A Ball Lens For Optical Fiber Coupling On The Cheap

It’s fair to say that for most of us, using a fiber optic cable for digital audio or maybe networking will involve the use of an off-the-shelf termination. We snap the cable into the receptacle, and off we go. We know that inside there will be an LED and some lenses, but that’s it. [TedYapo] though has gone a little further into the realm of fibers, by building his own termination. Faced with the relatively high cost of the ball lenses used to focus light from an LED into the end of the fiber he started looking outside the box. He discovered that spherical glass anti-bumping balls used when boiling fluids in laboratories make an acceptable and much cheaper alternative.

A ball lens has an extremely short focal length, meaning that this same property which allowed Antonie van Leeuwenhoek to use them in his microscopes is ideal for LED focusing in a small space at the end of a fiber.
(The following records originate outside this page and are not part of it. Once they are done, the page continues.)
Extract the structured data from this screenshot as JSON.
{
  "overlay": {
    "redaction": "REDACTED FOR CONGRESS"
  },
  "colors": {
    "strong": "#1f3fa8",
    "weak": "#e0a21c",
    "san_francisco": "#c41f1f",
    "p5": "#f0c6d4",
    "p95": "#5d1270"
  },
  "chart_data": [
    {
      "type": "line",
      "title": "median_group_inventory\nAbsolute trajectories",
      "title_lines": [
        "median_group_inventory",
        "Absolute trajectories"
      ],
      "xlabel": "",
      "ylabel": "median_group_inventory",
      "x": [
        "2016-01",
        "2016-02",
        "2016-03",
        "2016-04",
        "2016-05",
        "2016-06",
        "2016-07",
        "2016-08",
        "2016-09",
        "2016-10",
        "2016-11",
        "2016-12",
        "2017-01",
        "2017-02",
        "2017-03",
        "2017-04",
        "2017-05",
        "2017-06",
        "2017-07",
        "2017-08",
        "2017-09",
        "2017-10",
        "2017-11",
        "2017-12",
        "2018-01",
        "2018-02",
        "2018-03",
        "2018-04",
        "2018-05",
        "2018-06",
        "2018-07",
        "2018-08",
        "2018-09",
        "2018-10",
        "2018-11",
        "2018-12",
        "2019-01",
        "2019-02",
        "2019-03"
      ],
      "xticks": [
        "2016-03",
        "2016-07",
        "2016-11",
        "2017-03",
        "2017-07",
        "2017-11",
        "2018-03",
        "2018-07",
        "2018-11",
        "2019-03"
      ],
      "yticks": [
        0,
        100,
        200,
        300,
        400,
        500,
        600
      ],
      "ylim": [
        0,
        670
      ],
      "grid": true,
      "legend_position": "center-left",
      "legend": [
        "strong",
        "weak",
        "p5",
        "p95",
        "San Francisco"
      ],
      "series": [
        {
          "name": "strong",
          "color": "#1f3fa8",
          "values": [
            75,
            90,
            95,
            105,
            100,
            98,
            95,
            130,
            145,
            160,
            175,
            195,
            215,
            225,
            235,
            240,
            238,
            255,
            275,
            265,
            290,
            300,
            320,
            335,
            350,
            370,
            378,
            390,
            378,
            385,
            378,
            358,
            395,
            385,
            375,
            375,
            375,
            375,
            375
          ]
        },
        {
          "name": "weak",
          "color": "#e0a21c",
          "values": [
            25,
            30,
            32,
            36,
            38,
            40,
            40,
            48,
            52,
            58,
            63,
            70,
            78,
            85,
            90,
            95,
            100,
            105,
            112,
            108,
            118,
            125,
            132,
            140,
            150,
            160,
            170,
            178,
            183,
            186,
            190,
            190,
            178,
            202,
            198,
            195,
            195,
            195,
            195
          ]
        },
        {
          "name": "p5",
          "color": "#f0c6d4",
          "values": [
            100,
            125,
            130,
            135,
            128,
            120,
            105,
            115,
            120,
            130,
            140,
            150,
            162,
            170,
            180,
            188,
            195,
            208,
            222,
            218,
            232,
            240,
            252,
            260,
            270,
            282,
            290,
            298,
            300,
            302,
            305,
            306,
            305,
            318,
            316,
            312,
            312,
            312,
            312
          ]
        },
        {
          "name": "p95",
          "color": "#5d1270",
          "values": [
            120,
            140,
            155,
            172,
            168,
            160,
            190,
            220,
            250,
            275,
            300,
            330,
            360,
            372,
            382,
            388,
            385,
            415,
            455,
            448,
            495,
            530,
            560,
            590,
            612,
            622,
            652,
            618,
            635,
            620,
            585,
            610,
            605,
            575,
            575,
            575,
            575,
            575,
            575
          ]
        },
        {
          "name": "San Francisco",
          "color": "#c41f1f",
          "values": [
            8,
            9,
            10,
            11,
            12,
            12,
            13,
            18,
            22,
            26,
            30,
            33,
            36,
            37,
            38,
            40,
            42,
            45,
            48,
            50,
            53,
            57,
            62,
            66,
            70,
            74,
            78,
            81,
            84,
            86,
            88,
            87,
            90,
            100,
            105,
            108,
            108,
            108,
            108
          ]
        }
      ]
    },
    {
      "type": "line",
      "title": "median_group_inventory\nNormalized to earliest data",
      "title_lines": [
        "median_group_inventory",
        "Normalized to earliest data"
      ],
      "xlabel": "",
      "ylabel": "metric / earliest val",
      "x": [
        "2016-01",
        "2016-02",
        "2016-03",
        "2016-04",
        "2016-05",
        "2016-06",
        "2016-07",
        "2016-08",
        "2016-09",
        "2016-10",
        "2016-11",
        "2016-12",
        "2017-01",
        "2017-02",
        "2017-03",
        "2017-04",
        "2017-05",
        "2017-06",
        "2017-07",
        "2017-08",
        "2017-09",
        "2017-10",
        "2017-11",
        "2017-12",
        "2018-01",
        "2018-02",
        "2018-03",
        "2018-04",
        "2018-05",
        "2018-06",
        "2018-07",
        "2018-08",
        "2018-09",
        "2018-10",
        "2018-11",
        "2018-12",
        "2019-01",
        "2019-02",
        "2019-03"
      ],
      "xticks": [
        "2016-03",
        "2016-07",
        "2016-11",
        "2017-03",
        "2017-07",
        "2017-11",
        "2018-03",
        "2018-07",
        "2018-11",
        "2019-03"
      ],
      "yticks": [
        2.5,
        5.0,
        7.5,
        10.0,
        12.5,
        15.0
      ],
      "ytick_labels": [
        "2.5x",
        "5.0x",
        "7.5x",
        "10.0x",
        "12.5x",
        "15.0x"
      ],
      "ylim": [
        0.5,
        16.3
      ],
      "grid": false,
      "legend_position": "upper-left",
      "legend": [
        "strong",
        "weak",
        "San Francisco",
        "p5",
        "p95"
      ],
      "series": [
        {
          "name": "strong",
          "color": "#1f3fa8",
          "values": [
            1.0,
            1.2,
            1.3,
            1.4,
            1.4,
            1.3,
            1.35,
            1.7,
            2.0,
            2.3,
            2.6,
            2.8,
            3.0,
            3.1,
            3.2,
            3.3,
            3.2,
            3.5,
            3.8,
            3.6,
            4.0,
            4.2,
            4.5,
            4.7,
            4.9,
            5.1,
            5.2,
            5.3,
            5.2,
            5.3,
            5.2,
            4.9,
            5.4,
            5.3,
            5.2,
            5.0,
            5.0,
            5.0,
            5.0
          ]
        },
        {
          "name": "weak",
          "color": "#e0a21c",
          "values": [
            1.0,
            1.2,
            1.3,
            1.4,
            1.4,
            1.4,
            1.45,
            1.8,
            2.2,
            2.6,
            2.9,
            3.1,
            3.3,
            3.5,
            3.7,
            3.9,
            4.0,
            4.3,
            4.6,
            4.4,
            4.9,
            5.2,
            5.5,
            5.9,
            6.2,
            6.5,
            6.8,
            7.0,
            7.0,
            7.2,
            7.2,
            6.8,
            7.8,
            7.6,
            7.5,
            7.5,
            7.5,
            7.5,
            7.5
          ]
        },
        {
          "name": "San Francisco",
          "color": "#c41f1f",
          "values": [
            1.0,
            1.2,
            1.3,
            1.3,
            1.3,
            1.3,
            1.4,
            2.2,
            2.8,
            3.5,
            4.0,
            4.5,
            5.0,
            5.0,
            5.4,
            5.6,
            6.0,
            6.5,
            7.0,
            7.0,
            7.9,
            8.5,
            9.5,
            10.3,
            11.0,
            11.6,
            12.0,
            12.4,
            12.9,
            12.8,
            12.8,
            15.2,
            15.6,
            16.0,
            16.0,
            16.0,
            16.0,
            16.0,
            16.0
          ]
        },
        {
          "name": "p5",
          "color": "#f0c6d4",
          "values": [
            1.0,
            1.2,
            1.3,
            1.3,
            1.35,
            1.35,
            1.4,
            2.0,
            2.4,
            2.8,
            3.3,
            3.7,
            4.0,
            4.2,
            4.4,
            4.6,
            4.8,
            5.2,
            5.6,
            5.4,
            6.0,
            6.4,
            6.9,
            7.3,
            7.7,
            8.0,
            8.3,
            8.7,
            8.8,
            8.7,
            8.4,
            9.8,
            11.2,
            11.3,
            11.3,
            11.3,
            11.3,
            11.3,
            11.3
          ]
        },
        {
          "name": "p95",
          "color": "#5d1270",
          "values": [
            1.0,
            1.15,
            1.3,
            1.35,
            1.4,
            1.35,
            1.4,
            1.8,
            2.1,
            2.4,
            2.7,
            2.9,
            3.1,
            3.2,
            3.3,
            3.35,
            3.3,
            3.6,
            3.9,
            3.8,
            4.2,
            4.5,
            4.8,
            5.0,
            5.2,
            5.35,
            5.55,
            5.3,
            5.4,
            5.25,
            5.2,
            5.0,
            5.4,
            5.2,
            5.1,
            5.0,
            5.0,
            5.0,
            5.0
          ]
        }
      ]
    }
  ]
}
Chromatic aberrations are of no consequence for light of a single wavelength. It seems that the glass balls are uniformly spherical enough to do the job. Fitted with the LED and fiber termination in a 3D-printed block, the relative position of the ball can be controlled for optimum light transfer. It’s a relatively simple hack mentioned in passing in a Twitter thread, but we like it because of its cheapness and also for an insight into the world of optical fiber termination.

Curious to know more about optical fibers? We covered just the video for you back in 2011.

16 thoughts on “A Ball Lens For Optical Fiber Coupling On The Cheap

  1. Another good source pf a ball lems is the little ball that seals fountain pen ink cartridges. They are often glass and much rounder than silica gel balls, all be it less common these days. They make pretty good microscopes. The original glass bead microscopes were often made by sandwiching aa small ball of glass between two sheets of metal, but you had to contend with the extremely short focal length, as the price to pay for extremely high magnification.

  2. For anyone wondering, the difference in price getting a precision lens versus a “it works for this” lens. The “$31 spherical lens” are far closer to being perfect spheres and their optical qualities (e.g. wavelength) are exacting. For this application, you just need something close to a sphere that will allow enough of the wavelength used to pass through.

    If you work in a laser lab then you are going to stick to the expensive optics because having an lens melt or explode can ruin other equipment and hurt people.

  3. Ball lenses [1] (not to be confused with Spherical Lenses [2] which have spherically ground surfaces but are typically not spherically shaped overall) have a uniform refractive index. Reference [1] shows the general equations for a ball lens in addition to the special case of using a ball lens for laser to fiber coupling. A ball lens with a gradient refractive index is called a Lüneburg lens [3] which has interesting uses but is typically difficult (hence costly) to manufacture.

    1. Understanding Ball Lenses w/Laser to Fiber Coupling

    https://www.edmundoptics.com/knowledge-center/application-notes/optics/understanding-ball-lenses/

    2. Spherical Lenses

    https://physics.info/lenses/

    3. Lüneburg Lens

    https://en.wikipedia.org/wiki/Luneburg_lens

  4. Isn’t the top of a through hole LED already a half-sphere lense? Is the final length too short? Or is the manufacturing just not right enough for this purpose? Or do you need that front face for the retraction to go the right direction?